GS presents with thymoma complicated with hypogammaglobulinemia, few or absent B cells, abnormal CD4/CD8 ratio, CD4 T cell lymphopenia, and impaired T cell mitogenic response as first described by Good et al.[5] Almost all GS patients have reduced levels of immunoglobulins. B cells might exist in the spleen, lymph nodes, and other lymph tissues, ensuring immunoglobulin production, although at significantly reduced levels. Many cases of GS exhibit B- and T-cell lymphopenia, pre-B cell arrest, impaired maturation of erythroid and myeloid precursors, pure red cell aplasia, neutropenia, and eosinopenia. T cell abnormalities have also been observed in thymic tissue[12-14] and it has also been suggested that GS might be caused by the breakdown of antitumor immunity from other tumors in addition to thymoma.[15] Surgical removal of the thymoma is recommended. Although the most important indicator of long-term prognosis is completeness of tumor resection, the thymectomy does not often result in rescue of the hypogammaglobulinemia.[16] Immunoglobulin replacement treatment including intravenous immunoglobulin has been reported to improve infection control, reduce hospitalization, and decrease the use of antibiotics.[17] Although a temporary improvement is obtained, GS continues to result in a poor prognosis because of the risk of opportunistic infection.

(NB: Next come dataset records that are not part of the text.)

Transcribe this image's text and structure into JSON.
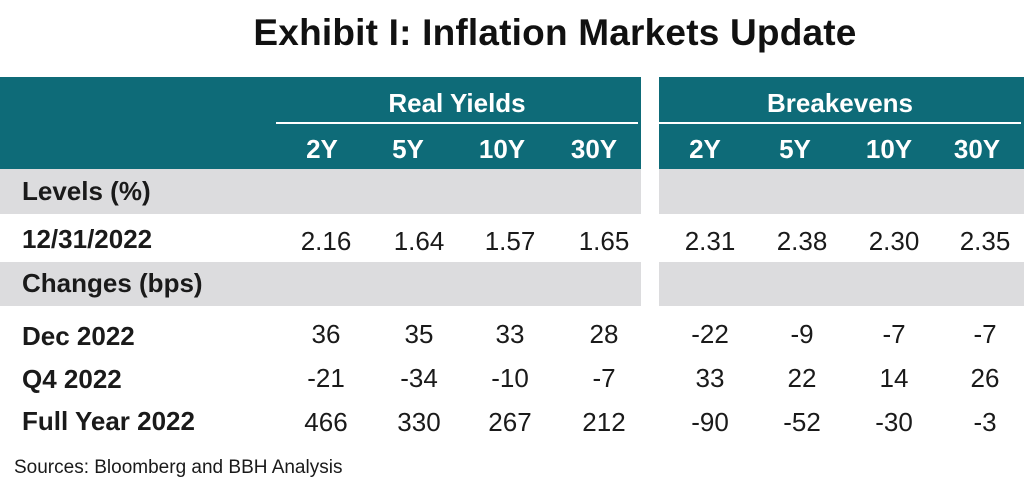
{
  "title": "Exhibit I: Inflation Markets Update",
  "groups": {
    "real_yields": "Real Yields",
    "breakevens": "Breakevens"
  },
  "columns": {
    "real_yields": [
      "2Y",
      "5Y",
      "10Y",
      "30Y"
    ],
    "breakevens": [
      "2Y",
      "5Y",
      "10Y",
      "30Y"
    ]
  },
  "sections": {
    "levels": "Levels (%)",
    "changes": "Changes (bps)"
  },
  "rows": [
    {
      "label": "12/31/2022",
      "real_yields": [
        "2.16",
        "1.64",
        "1.57",
        "1.65"
      ],
      "breakevens": [
        "2.31",
        "2.38",
        "2.30",
        "2.35"
      ]
    },
    {
      "label": "Dec 2022",
      "real_yields": [
        "36",
        "35",
        "33",
        "28"
      ],
      "breakevens": [
        "-22",
        "-9",
        "-7",
        "-7"
      ]
    },
    {
      "label": "Q4 2022",
      "real_yields": [
        "-21",
        "-34",
        "-10",
        "-7"
      ],
      "breakevens": [
        "33",
        "22",
        "14",
        "26"
      ]
    },
    {
      "label": "Full Year 2022",
      "real_yields": [
        "466",
        "330",
        "267",
        "212"
      ],
      "breakevens": [
        "-90",
        "-52",
        "-30",
        "-3"
      ]
    }
  ],
  "source": "Sources: Bloomberg and BBH Analysis",
  "colors": {
    "header_teal": "#0e6b78",
    "band_gray": "#dcdcde"
  }
}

We have previously reported that Th cells are involved in the pathogenesis of the disease process in OLP and the potential antigen recognized by these Th cells was derived from the basal epithelial cells in OLP lesions.[3] In this study, CD3+ and CD4+ T cells were mainly distributed throughout both the connective tissue papillae and the lamina propria from both GS and OLP patients. Th1 cells have previously been shown to be involved in the pathogenesis of the disease process in OLP.[3,17] We detected expression of the Th1-type cytokine (IFN-γ) in the lymphocytic infiltration of the lamina propria from GS and OLP patients, consistent with these reports. As Th2 cells have been implicated in the induction of B cell abnormalities, Th2 cells might also have a deleterious effect in OLP. Furthermore, Foxp3+ Tregs in both the lesions and peripheral blood of tissues are known to be involved in the pathogenesis of OLP.[18] Tregs are essential for the maintenance of immunological self-tolerance and immune homeostasis. In this study, although expression of the Treg-type cytokine (IL-10) was detected in the lymphocytic infiltration of lamina propria from GS and OLP patients, expression of the Th2-type cytokine (IL-4) and the Th17-type cytokine (IL-17) was detected in the OLP patients, but not the GS patient. Furthermore, our results showed that CD20+ B cells were not detected in the buccal mucosa of the GS patient. Possible explanations for these results include: disturbance in B cell lineage differentiation because of putative bone marrow-derived humoral factors; and T cell dysfunction causing disturbed B-cell lineage differentiation.[19] According to the latter hypothesis, T cell dysfunction could result in both thymoma and hypogammaglobulinemia, and may explain the maintenance of GS symptoms after thymectomy.[20] In contrast, oral lichenoid lesions of the GS patient improve after thymectomy.

We are aware of no published reports that describe the selective localization of Th subsets in lesions from GS patients. Evaluating greater numbers of patients with GS will help to elucidate the clinical and histological differences between OLP and GS, which may lead to clarification of the pathogenesis of GS.